Kids are curious. They get you hemmed up and pepper you with rapid-fire questions, most of which have highly philosophical answers, and expect you to juts know everything. It's daunting and sometimes annoying, but it can serve a purpose as well.
For the past few years, I've been trying to learn more languages. I've been at least conversational in Spanish since I was a kid, partly because of taking the subject in school and partly because of growing up in North Miami. But when we moved out of the neighborhood, I worried that I might have fewer opportunities to speak it, so I joined Duolingo and started working on it a few minutes a day. Then, as I started realizing how many people around me speak Haitian Creole, I started working on that, too. Duolingo has a new module on Kreyol now. Pretty basic, but a great starting place.

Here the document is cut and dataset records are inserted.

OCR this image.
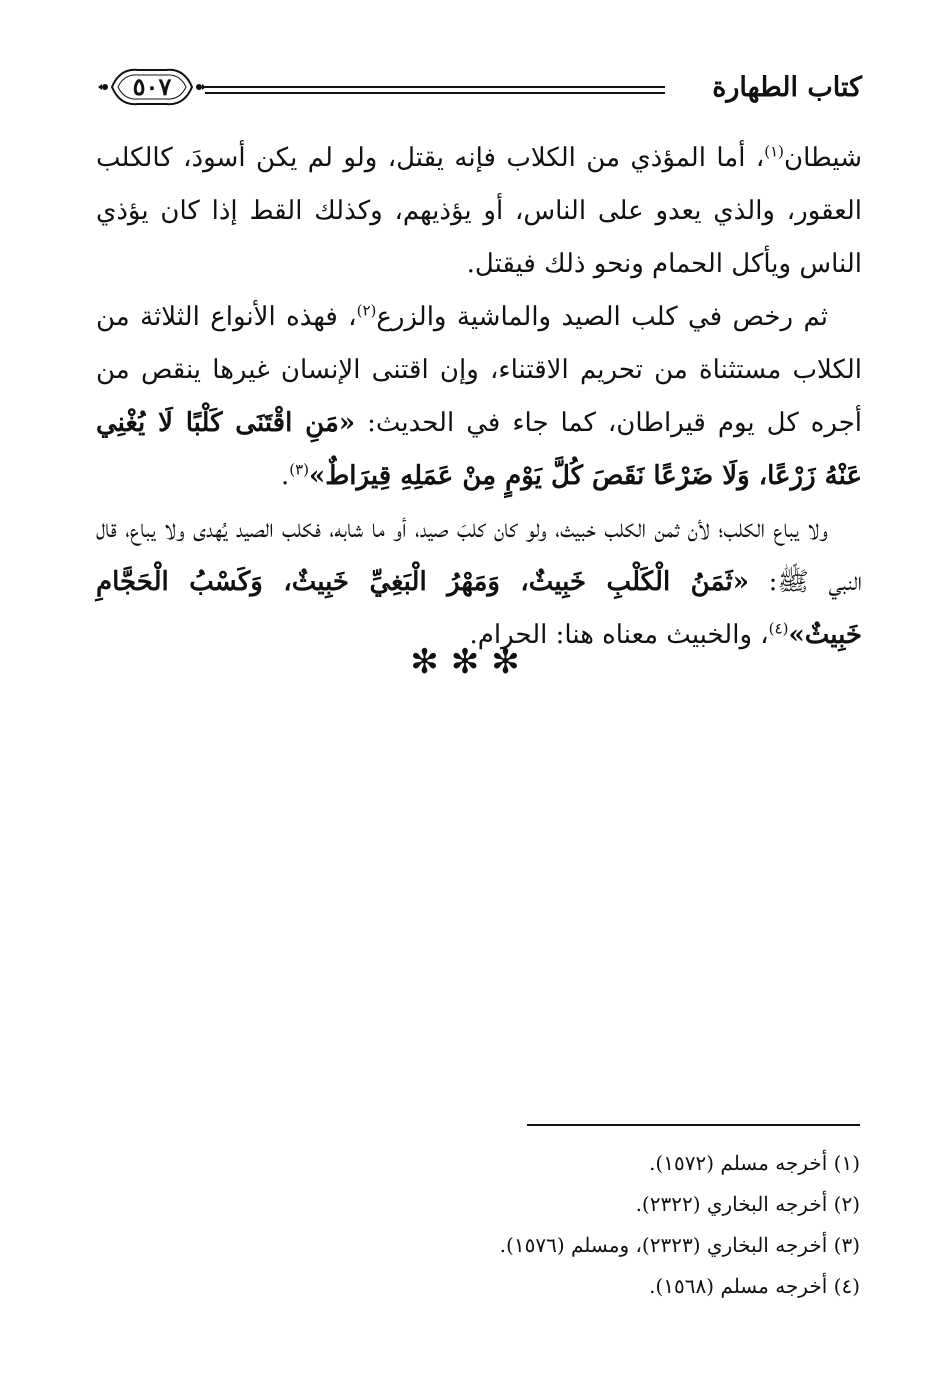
كتاب الطهارة
٥٠٧

شيطان$^{(١)}$، أما المؤذي من الكلاب فإنه يقتل، ولو لم يكن أسودَ، كالكلب العقور، والذي يعدو على الناس، أو يؤذيهم، وكذلك القط إذا كان يؤذي الناس ويأكل الحمام ونحو ذلك فيقتل.

ثم رخص في كلب الصيد والماشية والزرع$^{(٢)}$، فهذه الأنواع الثلاثة من الكلاب مستثناة من تحريم الاقتناء، وإن اقتنى الإنسان غيرها ينقص من أجره كل يوم قيراطان، كما جاء في الحديث: «مَنِ اقْتَنَى كَلْبًا لَا يُغْنِي عَنْهُ زَرْعًا، وَلَا ضَرْعًا نَقَصَ كُلَّ يَوْمٍ مِنْ عَمَلِهِ قِيرَاطٌ»$^{(٣)}$.

ولا يباع الكلب؛ لأن ثمن الكلب خبيث، ولو كان كلبَ صيد، أو ما شابه، فكلب الصيد يُهدى ولا يباع، قال النبي ﷺ: «ثَمَنُ الْكَلْبِ خَبِيثٌ، وَمَهْرُ الْبَغِيِّ خَبِيثٌ، وَكَسْبُ الْحَجَّامِ خَبِيثٌ»$^{(٤)}$، والخبيث معناه هنا: الحرام.

✻✻✻
(١) أخرجه مسلم (١٥٧٢).
(٢) أخرجه البخاري (٢٣٢٢).
(٣) أخرجه البخاري (٢٣٢٣)، ومسلم (١٥٧٦).
(٤) أخرجه مسلم (١٥٦٨).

In addition to those languages, I've been trying to learn ASL. At first, it was because the interpreter at my previous church got injured and couldn't sign for so long anymore. I'd already been interested in learning, so I decided to make a study plan and try to get ready to fill in for her. I mean, I'm pretty good with languages, I'm committed, so how hard could it be?
Apparently, really hard.
Three years later, I can sign well enough to have a conversation, so long as the person is really interested in food, animals, clothing, or our feelings. There are a lot of local and online classes, as well as YouTube channels and apps that teach the language. Lately, I've been using an app called ASL Bloom that's been really effective for me. I just work on it a little every day, and I'm getting better.
This is where the littles come in, the ones I affectionately call, "The Riddlers." The best way to learn something is to teach it to someone who knows less than you do. With that strategy in mind, I started buying them children's books in Spanish and Kreyol, as well as some resources in ASL. It caught on like a grease fire in a motel diner. My four-year-old now knows her ASL alphabet, and she's constantly asking how to spell things. (Helpful Note: She thinks spelling and signing are the same thing. We're working on that, too.) Whenever she gets a word stuck in her little head, she asks me to spell it, and she's pretty accurate. If we're in the car, I can just fingerspell where she can see it, and she gets it pretty much every time. It helps that I'm pretty slow at fingerspelling. We can even sing the alphabet song on the way home from school - her singing and me trying to keep up with signing. If we're at home or somewhere that we won't die if I use both hands, I'll spell the word for her, and then show her the sign for the word. If I don't know the sign, then I have to look it up, but that's the beauty of giving in to her constant questions. I'm forced to learn something or look stupid to the one person who still thinks I know everything, she gets to use her brain and her fine motor skills, and we have a little something in common.
In fact, she's learned enough signs now, beyond the basic baby signs she learned before she could talk (want, milk, more), that we can communicate a little, just between us. We were sitting across a table at a party a while ago, loud music forcing everyone to shout their conversations, and the two of us were able to communicate about the food, just she and I. It helps that food is one of my go-to subjects for vocabulary.
We can also play tricks on people. Anytime someone comments on how smart she is, I tell them she's a champion speller. Just give her any word to spell, no matter how long, and she can spell it. The mark always gets so hypnotized with the four-year-old spelling a word like excellent or birthday, they don't even notice me behind them fingerspelling the word for her.
Sometimes, she turns the questions up to eleven, or the other littles are with us, and I get outnumbered. Sometimes, they want to know how to say the word in ASL, then Spanish, then Kreyol. I have to keep the apps in my quick access tray on my phone when they get together. It's like a flipped classroom, but instead of the materials being switched, it's the people. They challenge me to remember what I should already know, and force me to learn new words and signs to keep up with their voracious appetite. And that's the best thing about it. Not only are they keeping me on track with my quest for language learning, but they're also keeping that same fire alive in themselves. Most kids lose that curiosity and stop demanding to know things once they start school, but I'm hoping that indulging them will hold off that decay just a little longer. But if I can harness all that curious energy and channel it to my benefit, they might grow to love learning before homework sucks the joy out of it.